The Huawei Cloud Alkaid scheduling algorithm team is led by Huawei's Young Talents and Doctorate professionals. Highly experienced in algorithm design and implementation and previous winners in the ACM competition, they work closely with the HUST team, headed by Professor Lv Zhipeng, on scheduling optimization to tackle multiple complex optimization problems in Huawei Cloud's scheduling scenarios. Professor Lv's team is also experienced in optimization algorithms and a multiple heavyweight competition winner. Building on the Alkaid Cloud Brain, the Huawei Cloud team's intelligent decision optimization engine framework is tailored for cloud scenarios. The flexible and scalable algorithm policy libraries in this framework adapt to changing cloud scenarios and solution requirements, especially when requiring large-scale optimization under complex constraints. At the Challenge, the team designed a new neighborhood search operator and perturbation mechanism for the VRP problem based on the solution engine framework and algorithm strategy library, and boosted the efficiency of neighborhood search using a lazy loading cache mechanism. The team's winning algorithm beat the runner up by more than 5% on average and more than 10% in some cases, remarkable results considering such fierce competition and the challenge of solving a 50-year-old problem.

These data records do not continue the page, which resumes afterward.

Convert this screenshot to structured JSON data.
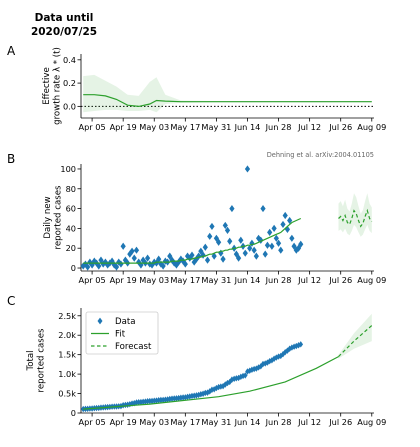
{
  "figure": {
    "title": "Data until\n2020/07/25",
    "citation": "Dehning et al. arXiv:2004.01105"
  },
  "colors": {
    "fit": "#2ca02c",
    "band": "#2ca02c",
    "data": "#1f77b4",
    "zero_line": "#000000"
  },
  "chart_data": [
    {
      "id": "A",
      "panel_label": "A",
      "type": "line",
      "ylabel": "Effective\ngrowth rate λ * (t)",
      "x_ticks": [
        "Apr 05",
        "Apr 19",
        "May 03",
        "May 17",
        "May 31",
        "Jun 14",
        "Jun 28",
        "Jul 12",
        "Jul 26",
        "Aug 09"
      ],
      "y_ticks": [
        "0.4",
        "0.2",
        "0.0"
      ],
      "ylim": [
        -0.1,
        0.45
      ],
      "xlim": [
        "2020-03-31",
        "2020-08-10"
      ],
      "zero_line": 0,
      "series": [
        {
          "role": "fit",
          "x": [
            "2020-04-01",
            "2020-04-06",
            "2020-04-11",
            "2020-04-16",
            "2020-04-21",
            "2020-04-26",
            "2020-05-01",
            "2020-05-04",
            "2020-05-08",
            "2020-05-15",
            "2020-06-01",
            "2020-08-09"
          ],
          "values": [
            0.1,
            0.1,
            0.09,
            0.06,
            0.01,
            0.0,
            0.02,
            0.05,
            0.045,
            0.04,
            0.04,
            0.04
          ],
          "lower": [
            -0.05,
            -0.04,
            -0.03,
            -0.03,
            -0.04,
            -0.04,
            -0.03,
            -0.05,
            0.02,
            0.03,
            0.035,
            0.035
          ],
          "upper": [
            0.26,
            0.27,
            0.22,
            0.17,
            0.1,
            0.09,
            0.21,
            0.25,
            0.1,
            0.05,
            0.045,
            0.045
          ]
        }
      ]
    },
    {
      "id": "B",
      "panel_label": "B",
      "type": "scatter",
      "ylabel": "Daily new\nreported cases",
      "x_ticks": [
        "Apr 05",
        "Apr 19",
        "May 03",
        "May 17",
        "May 31",
        "Jun 14",
        "Jun 28",
        "Jul 12",
        "Jul 26",
        "Aug 09"
      ],
      "y_ticks": [
        "100",
        "80",
        "60",
        "40",
        "20",
        "0"
      ],
      "ylim": [
        -3,
        105
      ],
      "xlim": [
        "2020-03-31",
        "2020-08-10"
      ],
      "data_points": {
        "start": "2020-04-01",
        "values": [
          2,
          4,
          1,
          6,
          3,
          7,
          5,
          2,
          8,
          4,
          6,
          3,
          5,
          7,
          3,
          1,
          6,
          4,
          22,
          8,
          5,
          14,
          17,
          10,
          18,
          6,
          3,
          8,
          5,
          10,
          4,
          3,
          6,
          5,
          9,
          4,
          2,
          7,
          6,
          12,
          8,
          5,
          3,
          6,
          9,
          7,
          4,
          12,
          10,
          13,
          6,
          9,
          12,
          17,
          13,
          21,
          8,
          32,
          42,
          12,
          30,
          26,
          15,
          9,
          43,
          38,
          27,
          60,
          20,
          14,
          10,
          28,
          22,
          15,
          100,
          20,
          25,
          18,
          12,
          30,
          28,
          60,
          14,
          23,
          36,
          22,
          40,
          30,
          25,
          18,
          44,
          53,
          39,
          48,
          30,
          22,
          18,
          20,
          24
        ]
      },
      "series": [
        {
          "role": "fit",
          "start": "2020-04-01",
          "values": [
            5,
            5,
            5,
            5,
            5,
            5,
            5,
            5,
            5,
            5,
            5,
            5,
            5,
            5,
            5,
            5,
            5,
            5,
            5,
            5,
            5,
            5,
            5,
            5,
            5,
            5,
            5,
            5,
            5,
            5,
            5,
            5,
            5,
            6,
            6,
            6,
            6,
            6,
            6,
            6,
            7,
            7,
            7,
            7,
            8,
            8,
            8,
            9,
            9,
            9,
            10,
            10,
            11,
            11,
            12,
            12,
            13,
            14,
            14,
            15,
            16,
            16,
            17,
            17,
            18,
            18,
            19,
            19,
            20,
            20,
            21,
            21,
            22,
            22,
            23,
            23,
            24,
            24,
            25,
            26,
            27,
            28,
            29,
            30,
            31,
            32,
            33,
            34,
            35,
            36,
            38,
            40,
            42,
            44,
            46,
            47,
            48,
            49,
            50
          ]
        },
        {
          "role": "forecast",
          "start": "2020-07-25",
          "values": [
            50,
            52,
            48,
            53,
            46,
            44,
            50,
            58,
            55,
            48,
            42,
            45,
            52,
            58,
            50,
            47
          ]
        }
      ]
    },
    {
      "id": "C",
      "panel_label": "C",
      "type": "line",
      "ylabel": "Total\nreported cases",
      "x_ticks": [
        "Apr 05",
        "Apr 19",
        "May 03",
        "May 17",
        "May 31",
        "Jun 14",
        "Jun 28",
        "Jul 12",
        "Jul 26",
        "Aug 09"
      ],
      "y_ticks": [
        "2.5k",
        "2.0k",
        "1.5k",
        "1.0k",
        "0.5k",
        "0"
      ],
      "ylim": [
        0,
        2700
      ],
      "xlim": [
        "2020-03-31",
        "2020-08-10"
      ],
      "legend": {
        "position": "top-left",
        "entries": [
          "Data",
          "Fit",
          "Forecast"
        ]
      },
      "data_points": {
        "start": "2020-04-01",
        "initial": 100
      },
      "series": [
        {
          "name": "Fit",
          "role": "fit",
          "x": [
            "2020-04-01",
            "2020-05-01",
            "2020-06-01",
            "2020-06-15",
            "2020-07-01",
            "2020-07-15",
            "2020-07-25"
          ],
          "values": [
            100,
            230,
            420,
            560,
            800,
            1150,
            1450
          ]
        },
        {
          "name": "Forecast",
          "role": "forecast",
          "x": [
            "2020-07-25",
            "2020-08-01",
            "2020-08-09"
          ],
          "values": [
            1450,
            1850,
            2250
          ],
          "lower": [
            1400,
            1650,
            1850
          ],
          "upper": [
            1500,
            2050,
            2550
          ]
        }
      ]
    }
  ]
}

In the future, Huawei Cloud will optimize the decision-making, optimization, and solution capabilities of the Alkaid Cloud Brain for full competitiveness in all-domain scheduling, capacity management, SLA assurance, and other scenarios. Huawei Cloud strives to provide infrastructure with the ultimate performance, rock-solid stability, diversified computing power, and cloud-edge-device collaboration needed by various industries. In addition, Huawei Cloud will continue to make full use of full-stack innovation to explore all-domain scheduling and software-hardware collaboration in the distributed cloud so its enterprise customers enjoy a lean, compelling cloud experience.